27.復讐者・下
衛兵に連れて行かれた先は、町の南東に位置する一際大きな庭付きの屋敷である。
ロランとイルヴァは、そこのだだっ広い応接間に通された。
応接間のソファに腰掛けていたのは、立派な貴族の衣服を着た老年の男が一人と、青地に白い刺繍の入ったローブとフード付きのケープを身につけた魔導士が一人。
そしてその傍らに、トサカの付いた兜を被った兵長が立っている。
入ってきたロランとイルヴァを見るなり、真っ先にぺこりと頭を下げてきたのは魔導士だった。
ふわふわのウェーブした肩まである栗色の髪が流れ、温和そうなグリーンの瞳が二人の姿を映す。

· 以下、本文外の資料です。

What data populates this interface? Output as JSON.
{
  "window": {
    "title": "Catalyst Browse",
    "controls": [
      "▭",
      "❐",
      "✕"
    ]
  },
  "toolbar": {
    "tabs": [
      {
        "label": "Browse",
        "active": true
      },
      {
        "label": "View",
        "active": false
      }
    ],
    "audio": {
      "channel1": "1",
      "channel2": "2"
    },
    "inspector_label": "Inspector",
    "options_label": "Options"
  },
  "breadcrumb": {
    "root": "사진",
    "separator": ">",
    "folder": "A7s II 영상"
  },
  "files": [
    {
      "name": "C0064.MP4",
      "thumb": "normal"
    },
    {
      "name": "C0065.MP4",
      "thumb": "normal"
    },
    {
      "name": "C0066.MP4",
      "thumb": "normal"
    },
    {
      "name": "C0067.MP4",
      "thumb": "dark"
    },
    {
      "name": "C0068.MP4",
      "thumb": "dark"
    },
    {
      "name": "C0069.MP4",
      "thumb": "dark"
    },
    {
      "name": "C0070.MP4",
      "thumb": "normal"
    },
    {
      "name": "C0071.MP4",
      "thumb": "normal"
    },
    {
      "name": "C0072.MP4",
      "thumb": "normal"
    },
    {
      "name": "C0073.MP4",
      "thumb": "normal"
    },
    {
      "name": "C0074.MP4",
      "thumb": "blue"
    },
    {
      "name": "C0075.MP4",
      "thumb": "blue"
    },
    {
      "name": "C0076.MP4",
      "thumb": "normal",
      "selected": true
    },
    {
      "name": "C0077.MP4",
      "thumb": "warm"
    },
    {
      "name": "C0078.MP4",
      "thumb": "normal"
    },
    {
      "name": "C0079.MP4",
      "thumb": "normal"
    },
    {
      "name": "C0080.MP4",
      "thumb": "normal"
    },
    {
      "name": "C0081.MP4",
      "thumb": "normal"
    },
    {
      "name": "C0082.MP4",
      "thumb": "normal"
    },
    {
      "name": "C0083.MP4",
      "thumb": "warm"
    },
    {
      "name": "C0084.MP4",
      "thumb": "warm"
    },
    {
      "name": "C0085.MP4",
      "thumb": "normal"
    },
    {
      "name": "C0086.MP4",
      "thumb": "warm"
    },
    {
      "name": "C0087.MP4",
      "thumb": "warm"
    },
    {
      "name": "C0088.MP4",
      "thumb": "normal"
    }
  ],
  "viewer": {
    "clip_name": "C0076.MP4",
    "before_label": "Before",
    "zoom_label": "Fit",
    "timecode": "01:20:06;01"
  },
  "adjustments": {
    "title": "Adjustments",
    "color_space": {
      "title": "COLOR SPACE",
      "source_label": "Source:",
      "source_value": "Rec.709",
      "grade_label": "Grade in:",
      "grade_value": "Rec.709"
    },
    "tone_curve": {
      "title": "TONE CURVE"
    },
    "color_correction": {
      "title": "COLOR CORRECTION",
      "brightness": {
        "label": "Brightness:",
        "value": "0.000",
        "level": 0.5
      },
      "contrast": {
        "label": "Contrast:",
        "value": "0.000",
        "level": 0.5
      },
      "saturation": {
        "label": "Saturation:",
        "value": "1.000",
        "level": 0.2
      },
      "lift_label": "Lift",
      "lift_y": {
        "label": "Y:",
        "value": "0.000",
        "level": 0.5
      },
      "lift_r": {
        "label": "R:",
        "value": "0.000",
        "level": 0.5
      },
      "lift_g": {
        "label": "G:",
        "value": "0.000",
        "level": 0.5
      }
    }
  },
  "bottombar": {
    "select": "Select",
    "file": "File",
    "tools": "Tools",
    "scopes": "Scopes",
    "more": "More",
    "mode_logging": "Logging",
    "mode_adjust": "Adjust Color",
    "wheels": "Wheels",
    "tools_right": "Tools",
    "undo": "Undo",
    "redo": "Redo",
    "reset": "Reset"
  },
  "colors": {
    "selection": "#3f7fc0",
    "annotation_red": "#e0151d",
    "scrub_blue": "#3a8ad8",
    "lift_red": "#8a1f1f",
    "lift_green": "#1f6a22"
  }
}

にこっと微笑みかけてきた子犬のような印象の愛くるしい顔立ちをしたヒューマン族の少女を見て、ロランとイルヴァは驚いていた。
「お、女の子だったの?!」
真っ先に声を上げたイルヴァに対して、「オッホン」と兵長が咳払いをした。
「この方は、魔導士のシャルロッタ・レーゼ・イェーラ・ソーサリー様であられる。幾らイルヴァちゃんがアイアン・ティターニアと言えど、文官に属する方には敬意を払っていただきたい」
「……なんでここに居るのよ、剣闘士オタク」
ボソッと呟いたイルヴァに対して、「兵長だからだ!」と彼は答えた。
「よく来てくれたな、アイアン・ティターニアに、ラッキーソード」
そう言って立ち上がったのは、老年の男だった。
「私はアンバーウッド領主、ロバートソン・ラインクロス・アンバーウッドだ。まあ二人とも、そこに掛けてくれたまえ」
ロバートソンが手で示したのは、テーブルを挟んだ正面にあるソファだった。
だからロランとイルヴァは言われるがまま、ソファの方へ行って腰降ろしていた。
「……で」と、ロバートソンが話を切り出した。
「今回、キミ達をここに呼びつけたのは、魔導士村襲撃事件に関することだ。シャルロッタ様から話は伺ったが……キミたちは衛兵が向かうより先に魔導士村に駆けつけた有志であると聞いた。もし魔導士村襲撃犯に関する情報を持っているなら、是非とも教えていただきたいのだ」
それに続く形で、シャルロッタが真剣な面持ちになって話し始めた。
「本当なら、私が情報を持って来れたら良かったのですが……助けを求めに来るのに精一杯でした。今回の、精霊研究魔導士養成所が受けた襲撃は、国家としても重く受け止めるべき重大な事件です。一刻も早く犯人を捕縛するため、犯人特定の為にも、些細な事でも良いので、できるだけ多くの情報が必要なのです」
「……犯人特定の為って」
イルヴァは困惑した表情を浮かべていた。
「あんな良く目立つ魔剣で襲われながら、犯人がわかっていないの?」
「い、イルヴァちゃん」
敬語、敬語! と後ろで必死に口パクをしている兵長をイルヴァはさらっと無視していた。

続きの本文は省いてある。